The Bureau Breaks Ground on New Core Research Building
The Bureau of Economic Geology has begun construction on its new core research building, a project that will provide state-of-the-art facilities for scientists conducting research on cuttings and core samples in the Bureau’s Austin Core Research Center.
“Everything we do is built on rocks,” said Bureau director Scott W. Tinker during a groundbreaking ceremony on October 5. “It’s exciting to have this new building to show what we’re all about.”
The Bureau, which also acts as the State Geological Survey of Texas, has the largest collection of geologic material in the country in its three core repositories in Austin, Houston, and Midland. The three repositories act as a “Library of Congress” for core samples, holding more than 2 million boxes of specimens. These cutting and core samples are fundamental for research in oil and gas, mineral, and geothermal exploration, as well as in hydrogeology and other fields.
Scientific equipment in the new facility will include a scanning electron microscope on a floating slab, a design that prevents vibrations from traffic on nearby roads from interfering with the delicate instrument. The 10,000-sq-ft building will also include a core viewing room exclusively for use by students and Bureau research staff. The new building will help fortify an already impressive core research center, as well as help ensure that the rocks are preserved so that future generations can read their story. The roof of the building will include a terrace for events.

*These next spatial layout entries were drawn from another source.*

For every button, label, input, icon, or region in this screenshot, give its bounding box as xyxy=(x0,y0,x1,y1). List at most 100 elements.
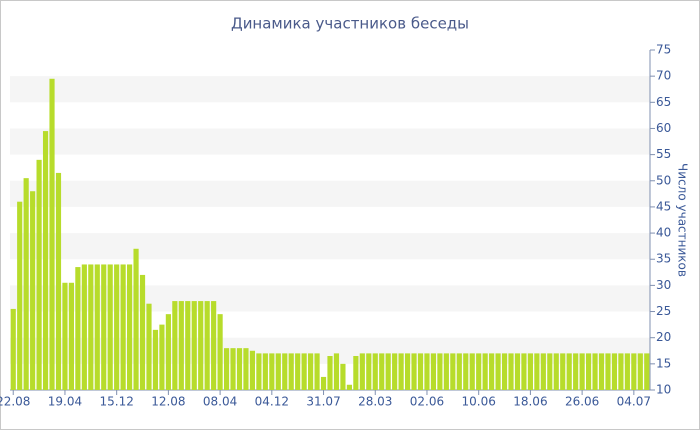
x-tick-label: 02.06 xyxy=(410,395,444,409)
bar xyxy=(217,314,223,390)
bar xyxy=(262,353,268,390)
bar xyxy=(508,353,514,390)
bar xyxy=(385,353,391,390)
bar xyxy=(411,353,417,390)
bar xyxy=(94,264,100,390)
bar xyxy=(10,308,16,390)
bar xyxy=(36,159,42,390)
bar xyxy=(55,172,62,390)
grid-band xyxy=(10,233,650,260)
bar xyxy=(553,353,559,390)
y-tick-label: 45 xyxy=(656,199,671,213)
bar xyxy=(540,353,546,390)
bar xyxy=(314,353,320,390)
bar xyxy=(249,350,256,390)
y-tick-label: 10 xyxy=(656,383,671,397)
bar xyxy=(366,353,372,390)
y-tick-label: 65 xyxy=(656,95,671,109)
bar xyxy=(275,353,281,390)
bar xyxy=(243,348,249,390)
bar xyxy=(185,301,191,390)
bar xyxy=(340,363,346,390)
y-tick-label: 30 xyxy=(656,278,671,292)
bar xyxy=(23,178,29,390)
y-tick-label: 20 xyxy=(656,330,671,344)
bar xyxy=(178,301,184,390)
x-tick-label: 04.12 xyxy=(255,395,289,409)
bar xyxy=(191,301,197,390)
bar xyxy=(30,191,36,390)
bar xyxy=(320,376,327,390)
bar xyxy=(88,264,94,390)
bar xyxy=(159,324,165,390)
bar xyxy=(521,353,527,390)
bar xyxy=(430,353,437,390)
x-tick-label: 18.06 xyxy=(513,395,547,409)
bar xyxy=(42,131,49,391)
bar xyxy=(573,353,579,390)
bar xyxy=(295,353,301,390)
bar xyxy=(288,353,294,390)
y-tick-label: 60 xyxy=(656,121,671,135)
bar xyxy=(560,353,566,390)
bar xyxy=(165,314,171,390)
x-tick-label: 04.07 xyxy=(617,395,651,409)
bar xyxy=(456,353,462,390)
x-tick-label: 31.07 xyxy=(306,395,340,409)
bar xyxy=(611,353,618,390)
bar xyxy=(282,353,288,390)
bar xyxy=(618,353,624,390)
bar xyxy=(398,353,404,390)
bar xyxy=(404,353,411,390)
y-tick-label: 40 xyxy=(656,226,671,240)
bar xyxy=(353,356,359,390)
bar xyxy=(256,353,262,390)
bar xyxy=(269,353,275,390)
grid-band xyxy=(10,128,650,155)
bar xyxy=(236,348,243,390)
bar xyxy=(204,301,210,390)
bar xyxy=(346,384,352,390)
bar xyxy=(463,353,469,390)
bar xyxy=(579,353,585,390)
y-tick-label: 35 xyxy=(656,252,671,266)
bar xyxy=(62,282,68,390)
bar xyxy=(49,78,55,391)
bar xyxy=(534,353,540,390)
bar xyxy=(424,353,430,390)
y-tick-label: 25 xyxy=(656,304,671,318)
bar xyxy=(417,353,424,390)
x-tick-label: 15.12 xyxy=(99,395,133,409)
x-tick-label: 12.08 xyxy=(151,395,185,409)
bar xyxy=(172,301,178,390)
bar xyxy=(333,353,340,390)
bar xyxy=(146,303,152,390)
bar xyxy=(631,353,637,390)
bar xyxy=(359,353,365,390)
bar xyxy=(514,353,521,390)
bar xyxy=(547,353,553,390)
bar xyxy=(230,348,236,390)
bar xyxy=(308,353,314,390)
bar xyxy=(598,353,605,390)
bar xyxy=(476,353,482,390)
bar xyxy=(379,353,385,390)
bar xyxy=(482,353,488,390)
y-tick-label: 75 xyxy=(656,43,671,57)
grid-band xyxy=(10,180,650,207)
y-tick-label: 50 xyxy=(656,173,671,187)
bar xyxy=(107,264,113,390)
bar xyxy=(586,353,592,390)
y-tick-label: 70 xyxy=(656,69,671,83)
y-tick-label: 55 xyxy=(656,147,671,161)
bar xyxy=(198,301,204,390)
bar xyxy=(450,353,456,390)
chart-title: Динамика участников беседы xyxy=(231,15,469,33)
bar xyxy=(114,264,120,390)
bar xyxy=(75,267,81,390)
bar xyxy=(101,264,107,390)
bar xyxy=(372,353,378,390)
bar xyxy=(152,329,159,390)
bar xyxy=(624,353,630,390)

The new core research building, which should be finished by fall 2018, will be located adjacent to the Bureau’s headquarters on The University of Texas at Austin J. J. Pickle Research Campus. After the new building’s construction, the Bureau will begin major renovations on the building that serves as its current core research center, a project that should take two to four months. The plan is to update 17 labs with state-of-the-art equipment, as well as update the building’s interior design. In total, the new building and renovations will cost $10 million and are phase one of a larger project, Tinker said, with phase two including the construction of a Texas rock garden between the old and new buildings.